On a tous connu ces moments de « sur le bout de la langue », où trouver le bon mot semble impossible. Ce phénomène, connu sous le nom de léthologica, devient souvent plus fréquent avec l’âge. Cependant, selon une étude récente de l’Université de Toronto, ce n’est pas uniquement la difficulté à trouver ses mots qui inquiète, mais aussi la vitesse à laquelle une personne parle. Cette dernière pourrait être un indicateur plus précis de la santé cognitive chez les personnes âgées.
Un lien entre vitesse de parole et santé cognitive
Pour cette étude, les chercheurs ont demandé à 125 adultes, âgés de 18 à 90 ans, de décrire une scène en détail. Ces enregistrements ont été analysés par un logiciel d’intelligence artificielle capable d’évaluer plusieurs paramètres comme la vitesse de parole, la durée des pauses et la diversité des mots utilisés.
En parallèle, les participants ont passé des tests standardisés mesurant des fonctions cognitives clés : concentration, rapidité de réflexion et capacité à planifier.

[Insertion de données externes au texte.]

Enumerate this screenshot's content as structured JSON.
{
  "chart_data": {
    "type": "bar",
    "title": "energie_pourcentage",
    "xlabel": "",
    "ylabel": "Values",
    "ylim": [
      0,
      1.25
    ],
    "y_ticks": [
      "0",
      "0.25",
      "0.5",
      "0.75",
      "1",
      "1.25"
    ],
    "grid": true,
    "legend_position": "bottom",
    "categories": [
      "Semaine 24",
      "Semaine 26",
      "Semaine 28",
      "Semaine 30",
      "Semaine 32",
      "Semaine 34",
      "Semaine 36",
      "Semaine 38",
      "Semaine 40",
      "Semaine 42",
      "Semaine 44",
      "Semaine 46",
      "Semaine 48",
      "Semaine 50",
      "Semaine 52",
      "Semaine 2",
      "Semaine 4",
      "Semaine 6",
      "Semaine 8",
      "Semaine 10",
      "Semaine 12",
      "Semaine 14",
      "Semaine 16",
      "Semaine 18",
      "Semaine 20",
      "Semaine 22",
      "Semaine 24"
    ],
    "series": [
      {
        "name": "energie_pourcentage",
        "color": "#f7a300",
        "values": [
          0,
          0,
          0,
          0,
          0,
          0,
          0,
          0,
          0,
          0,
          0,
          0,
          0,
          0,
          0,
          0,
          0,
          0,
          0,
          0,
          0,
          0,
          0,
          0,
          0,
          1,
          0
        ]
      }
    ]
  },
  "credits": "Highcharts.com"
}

Les résultats ont révélé que les personnes montrant un ralentissement dans leur rythme de parole avaient souvent des baisses similaires dans leurs fonctions cognitives globales.
Une approche innovante pour mesurer la cognition
Un des aspects les plus novateurs de cette recherche a été l’utilisation d’une épreuve appelée « tâche d’interférence image-mot ». Pendant cet exercice, les participants devaient nommer des objets présents sur des images tout en étant distraits par des mots associés. Par exemple, une image de balai était accompagnée d’un mot proche comme « serpillière » (proche par le sens) ou « palier » (proche phonétiquement).
Les résultats ont montré que les participants plus âgés mettaient plus de temps à nommer les objets, suggérant qu’un ralentissement général du traitement de l’information pourrait être à l’origine des difficultés linguistiques liées à l’âge.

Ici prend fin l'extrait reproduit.